Chess vs. ‘Cadillac': The Chicago story
The movie "Cadillac Records" tells the story of the artists behind Chicago's famous Chess Records. Notably, Beyonce plays Etta James, Jeffrey Wright brings Muddy Waters to life and Mos Def duckwalks as Chuck Berry.
So why wasn't the movie called "Chess Records"?
"The project wasn't about the Chess brothers, per se," said writer/director Darnell Martin ("I Like It Like That"). "I wasn't really interested in telling the story of the blues, for the first time, coming from the white perspective."
She added, "I wanted to start with the guys who actually made it. I wanted it to be a story about what African-Americans did for popular music."
The Chess brothers will still get their story told, however.
Marshall Chess, the son of Leonard Chess, has executive-produced an indie feature about his father and uncle called "Who Do You Love," which takes its name from the Bo Diddley song. It debuted at the Toronto Film Festival this year but is still awaiting release.
Chess said he has a "love/hate" relationship with both films.
"When it's about your family, you want the history to be real," Chess said.
As a younger man, Chess worked at the label for eight years with his father and uncle. Although his father is played in "Cadillac Records" by Adrien Brody, the movie leaves his uncle Phil out of the story.
"It's insane," Chess said. "It's like doing a film about aviation, with the Wright brothers, but only having one brother. (Phil) was there every day. It was a fully symbiotic, synergistic relationship."
He also takes issue with the onscreen love affair between Leonard and Etta James.
"Now, my father was no angel, but (he) was never caught in an affair," Chess said. "It never happened." He even asked James, a longtime friend, and she told him, "He kissed me on the cheek once."
He has other objections, notably the film's title and the way his father dies.
"That bothers me on a personal level, but that's from the family. Nobody outside the family" cares, Chess said.
Martin said she didn't know about Chess' competing biopic until late into the production of her own film
"('Cadillac Records') wasn't his dad's story. It was the story about these other guys who made the music, so I didn't really feel in competition with it," she said.
Controversy aside, the film has brought more visitors to the historic Chess Records office and studio, at 2120 S. Michigan Ave.
But one person who hasn't made it: "Cadillac Records" writer/director Martin.
"I read about 26 books and talked to some of the old-timers," she said. A trip to Chicago didn't work out, but it wasn't for lack of trying - just time, she said.
"It was primarily because I had so much to do," said Martin. "Strangely enough, I reached out to a lot of people, but people didn't reach back. Nobody wants to talk to you after you've done a spec script."
Martin's movie has generated not only talk, but record sales and a renewed interested in the Chess Records building.

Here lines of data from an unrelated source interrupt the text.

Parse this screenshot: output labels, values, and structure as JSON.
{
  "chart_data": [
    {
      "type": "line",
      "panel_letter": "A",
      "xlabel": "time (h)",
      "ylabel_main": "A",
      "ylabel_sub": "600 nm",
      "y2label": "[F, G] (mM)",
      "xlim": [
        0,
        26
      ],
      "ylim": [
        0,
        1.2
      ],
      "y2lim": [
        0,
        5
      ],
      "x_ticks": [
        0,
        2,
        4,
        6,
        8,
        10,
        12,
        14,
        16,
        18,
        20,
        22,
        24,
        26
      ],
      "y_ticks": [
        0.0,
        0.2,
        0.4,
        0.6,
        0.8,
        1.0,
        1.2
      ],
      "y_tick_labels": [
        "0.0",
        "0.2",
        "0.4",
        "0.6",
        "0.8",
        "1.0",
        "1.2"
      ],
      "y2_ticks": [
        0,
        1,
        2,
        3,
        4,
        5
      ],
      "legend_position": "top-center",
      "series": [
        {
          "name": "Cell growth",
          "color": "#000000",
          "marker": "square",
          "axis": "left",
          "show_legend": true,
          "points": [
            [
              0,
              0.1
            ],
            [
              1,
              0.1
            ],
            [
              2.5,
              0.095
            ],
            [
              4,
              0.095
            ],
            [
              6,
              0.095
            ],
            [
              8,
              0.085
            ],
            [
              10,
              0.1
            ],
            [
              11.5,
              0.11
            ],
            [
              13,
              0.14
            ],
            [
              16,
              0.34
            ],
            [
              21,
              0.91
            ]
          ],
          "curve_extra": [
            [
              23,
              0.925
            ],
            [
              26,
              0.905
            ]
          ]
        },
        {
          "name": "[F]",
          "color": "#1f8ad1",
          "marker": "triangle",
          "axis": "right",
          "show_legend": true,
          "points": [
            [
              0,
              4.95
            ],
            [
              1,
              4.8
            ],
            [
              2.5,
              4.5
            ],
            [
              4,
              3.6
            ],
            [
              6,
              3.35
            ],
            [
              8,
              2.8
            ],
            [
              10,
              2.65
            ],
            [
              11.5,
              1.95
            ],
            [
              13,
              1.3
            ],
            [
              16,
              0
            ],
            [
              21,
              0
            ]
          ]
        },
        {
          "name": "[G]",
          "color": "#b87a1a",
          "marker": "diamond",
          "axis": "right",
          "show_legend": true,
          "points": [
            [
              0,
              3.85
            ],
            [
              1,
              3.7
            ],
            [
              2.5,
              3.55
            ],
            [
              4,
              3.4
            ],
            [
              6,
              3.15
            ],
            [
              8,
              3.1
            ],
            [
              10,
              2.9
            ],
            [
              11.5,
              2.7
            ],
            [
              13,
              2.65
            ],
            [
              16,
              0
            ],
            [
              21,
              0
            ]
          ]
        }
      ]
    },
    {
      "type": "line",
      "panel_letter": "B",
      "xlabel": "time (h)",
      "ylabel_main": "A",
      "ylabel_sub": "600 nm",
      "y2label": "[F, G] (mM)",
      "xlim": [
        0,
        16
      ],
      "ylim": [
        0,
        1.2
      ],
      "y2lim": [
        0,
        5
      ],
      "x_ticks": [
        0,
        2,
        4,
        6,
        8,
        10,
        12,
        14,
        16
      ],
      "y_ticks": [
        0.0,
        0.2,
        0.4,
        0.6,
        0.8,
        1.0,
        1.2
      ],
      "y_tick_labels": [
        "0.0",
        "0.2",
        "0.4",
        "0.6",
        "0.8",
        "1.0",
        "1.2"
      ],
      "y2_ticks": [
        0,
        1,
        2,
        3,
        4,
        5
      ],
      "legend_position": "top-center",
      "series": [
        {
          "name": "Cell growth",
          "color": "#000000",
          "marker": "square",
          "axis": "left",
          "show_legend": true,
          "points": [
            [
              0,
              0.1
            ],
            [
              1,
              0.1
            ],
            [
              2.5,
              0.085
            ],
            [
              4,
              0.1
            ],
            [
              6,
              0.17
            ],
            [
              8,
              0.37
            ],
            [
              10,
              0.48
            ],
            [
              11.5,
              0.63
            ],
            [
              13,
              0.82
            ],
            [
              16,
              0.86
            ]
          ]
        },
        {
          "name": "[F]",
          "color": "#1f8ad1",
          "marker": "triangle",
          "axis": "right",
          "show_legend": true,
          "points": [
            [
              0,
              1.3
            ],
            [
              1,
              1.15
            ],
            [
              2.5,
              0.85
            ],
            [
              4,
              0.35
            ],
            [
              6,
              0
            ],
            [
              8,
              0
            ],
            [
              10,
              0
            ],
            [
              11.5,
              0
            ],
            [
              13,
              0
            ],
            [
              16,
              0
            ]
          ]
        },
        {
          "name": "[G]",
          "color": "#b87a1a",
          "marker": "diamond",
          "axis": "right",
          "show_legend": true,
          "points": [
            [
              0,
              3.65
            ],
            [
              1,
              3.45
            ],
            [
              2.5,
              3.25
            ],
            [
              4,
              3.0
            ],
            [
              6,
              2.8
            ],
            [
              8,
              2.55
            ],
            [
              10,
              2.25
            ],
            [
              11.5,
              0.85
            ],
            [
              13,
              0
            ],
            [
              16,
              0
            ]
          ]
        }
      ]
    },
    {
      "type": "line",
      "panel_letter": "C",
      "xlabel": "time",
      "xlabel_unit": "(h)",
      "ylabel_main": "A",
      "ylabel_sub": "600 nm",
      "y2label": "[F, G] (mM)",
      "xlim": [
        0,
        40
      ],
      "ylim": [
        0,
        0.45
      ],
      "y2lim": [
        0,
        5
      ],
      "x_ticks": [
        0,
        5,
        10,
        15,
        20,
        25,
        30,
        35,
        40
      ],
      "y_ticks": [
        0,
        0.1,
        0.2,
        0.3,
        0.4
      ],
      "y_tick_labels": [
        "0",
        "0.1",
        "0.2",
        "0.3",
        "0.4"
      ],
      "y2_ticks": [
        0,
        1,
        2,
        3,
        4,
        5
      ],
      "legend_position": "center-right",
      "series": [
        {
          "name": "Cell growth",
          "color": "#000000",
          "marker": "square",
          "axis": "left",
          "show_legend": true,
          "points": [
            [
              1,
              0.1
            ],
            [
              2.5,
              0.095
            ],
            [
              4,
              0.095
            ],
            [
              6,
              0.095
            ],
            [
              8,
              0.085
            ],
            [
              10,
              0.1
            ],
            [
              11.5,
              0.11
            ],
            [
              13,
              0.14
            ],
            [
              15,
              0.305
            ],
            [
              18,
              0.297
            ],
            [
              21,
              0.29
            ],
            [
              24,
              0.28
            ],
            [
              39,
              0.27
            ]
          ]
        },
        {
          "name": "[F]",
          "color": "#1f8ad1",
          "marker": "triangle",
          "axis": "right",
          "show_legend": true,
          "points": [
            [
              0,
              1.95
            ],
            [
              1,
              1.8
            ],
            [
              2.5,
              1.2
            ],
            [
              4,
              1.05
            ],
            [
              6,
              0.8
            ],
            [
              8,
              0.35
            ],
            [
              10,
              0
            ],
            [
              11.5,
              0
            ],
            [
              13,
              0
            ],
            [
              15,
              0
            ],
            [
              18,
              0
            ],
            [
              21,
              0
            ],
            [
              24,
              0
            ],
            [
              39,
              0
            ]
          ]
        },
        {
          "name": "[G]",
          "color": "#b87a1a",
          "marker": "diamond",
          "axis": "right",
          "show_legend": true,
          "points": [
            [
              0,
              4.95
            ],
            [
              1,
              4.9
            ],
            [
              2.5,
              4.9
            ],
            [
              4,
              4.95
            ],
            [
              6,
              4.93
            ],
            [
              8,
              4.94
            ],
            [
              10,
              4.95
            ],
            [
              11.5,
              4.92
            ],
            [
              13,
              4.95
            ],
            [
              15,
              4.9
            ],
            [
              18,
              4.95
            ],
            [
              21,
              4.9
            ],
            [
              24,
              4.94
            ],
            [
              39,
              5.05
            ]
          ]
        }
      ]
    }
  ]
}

"More people are coming down to the building after the movie," said Alex Dixon, vice president at Willie Dixon Blues Heaven Foundation, which is named for his bluesman grandfather and operates tours at the studio. "We're getting more traffic on our MySpace page."
The movie has helped a new generation discover blues music, Martin said. Etta James' "The Definitive Collection" is back on the Billboard charts, as is the soundtrack for "Cadillac Records," which features Beyonce's cover of James' "At Last" and Wright growling through Muddy Waters' "I Can't Be Satisfied."
Martin consulted with Chess on the label's most famous songs, which he controls.
"(It) is great - that's what I wanted," said Martin of the renewed interest. "I always told people, 'I swear to you, if we do it right, people are going to start buying the music again.' "
Even with his mixed emotions over the film, Chess said, "I love the fact that it's exposing this music. More people know more about it now than ever before."
He adds: "But it's still amazing there are two films about my family."